0
votes

I tried to run a Glue job in python-shell by adding external dependencies (like pyathena, pytest,etc ..) as python egg file/ whl file in the job configurations as mentioned in the AWS documentation https://docs.aws.amazon.com/glue/latest/dg/add-job-python.html.

The Glue job is configured under VPC having no internet and its execution resulted in the below error.

WARNING: The directory '/.cache/pip' or its parent directory is not owned or is not writable by the current user. The cache has been disabled. Check the permissions and owner of that directory. If executing pip with sudo, you may want sudo's -H flag.

WARNING: Retrying (Retry(total=4, connect=None, read=None, redirect=None, status=None)) after connection broken by 'ConnectTimeoutError(<pip._vendor.urllib3.connection.VerifiedHTTPSConnection object at 0x7fd05d6a4f28>, 'Connection to pypi.org timed out. (connect timeout=15)')'

I even tried modifying my python script with the below code

import os
import site
import importlib
from setuptools.command import easy_install
install_path = os.environ['GLUE_INSTALLATION']

libraries = ["pyathena"]

for lib in libraries:
    easy_install.main( ["--install-dir", install_path , lib] )

importlib.reload(site)

On executing the above code i faced below error

Download error on https://pypi.org/simple/pyathena/: [Errno 99] Cannot assign requested address -- Some packages may not be found! Couldn't find index page for 'pyathena' (maybe misspelled?)

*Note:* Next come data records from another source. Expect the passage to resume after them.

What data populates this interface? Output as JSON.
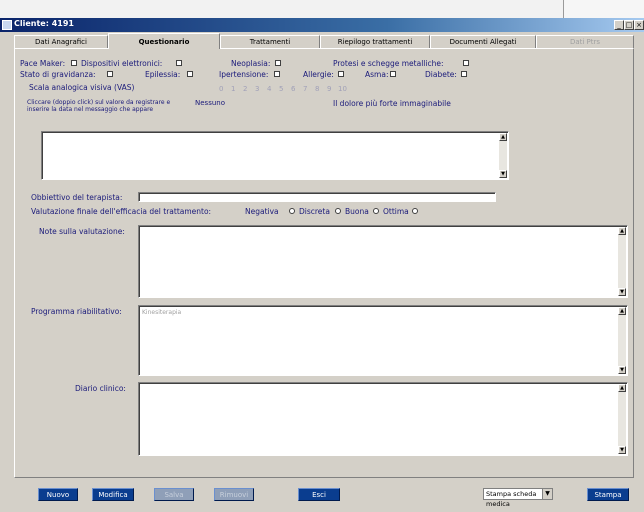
{
  "window": {
    "title": "Cliente: 4191"
  },
  "tabs": [
    {
      "label": "Dati Anagrafici"
    },
    {
      "label": "Questionario"
    },
    {
      "label": "Trattamenti"
    },
    {
      "label": "Riepilogo trattamenti"
    },
    {
      "label": "Documenti Allegati"
    },
    {
      "label": "Dati Ptrs"
    }
  ],
  "questionnaire": {
    "row1": {
      "pacemaker": "Pace Maker:",
      "dispositivi": "Dispositivi elettronici:",
      "neoplasia": "Neoplasia:",
      "protesi": "Protesi e schegge metalliche:"
    },
    "row2": {
      "gravidanza": "Stato di gravidanza:",
      "epilessia": "Epilessia:",
      "ipertensione": "Ipertensione:",
      "allergie": "Allergie:",
      "asma": "Asma:",
      "diabete": "Diabete:"
    },
    "vas": {
      "label": "Scala analogica visiva (VAS)",
      "numbers": [
        "0",
        "1",
        "2",
        "3",
        "4",
        "5",
        "6",
        "7",
        "8",
        "9",
        "10"
      ],
      "min_label": "Nessuno",
      "max_label": "Il dolore più forte immaginabile",
      "instructions": "Cliccare (doppio click) sul valore da registrare e inserire la data nel messaggio che appare"
    },
    "obiettivo_label": "Obbiettivo del terapista:",
    "valutazione": {
      "label": "Valutazione finale dell'efficacia del trattamento:",
      "options": [
        "Negativa",
        "Discreta",
        "Buona",
        "Ottima"
      ]
    },
    "note_label": "Note sulla valutazione:",
    "programma_label": "Programma riabilitativo:",
    "programma_value": "Kinesiterapia",
    "diario_label": "Diario clinico:"
  },
  "footer": {
    "buttons": [
      "Nuovo",
      "Modifica",
      "Salva",
      "Rimuovi",
      "Esci"
    ],
    "print_select": "Stampa scheda medica",
    "print_button": "Stampa"
  },
  "colors": {
    "title_bar": "#0a246a",
    "button_blue": "#0a3d8f",
    "label_blue": "#1a1a7a",
    "face": "#d4d0c8"
  }
}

Can i have sample code snippet to generate an egg/whl file for external python packages and to add those part of Glue python-shell job

1
Can you try this steps helicaltech.com/external-python-libraries-aws-glue-job and also make sure that vpc you are using has a S3 endpointPrabhakar Reddy
@PrabhakarReddy - thankyou, steps mentioned in the above link helped to resolve the issuesPraful
I have added answer. Please mark it as answered if it helped.Prabhakar Reddy

1 Answers

1
votes

Refer to this doc which has steps in detail for packaging a python library. Also make sure that your VPC has s3 endpoint enter link description here as traffic will not leave AWS network when you run a Glue job inside VPC.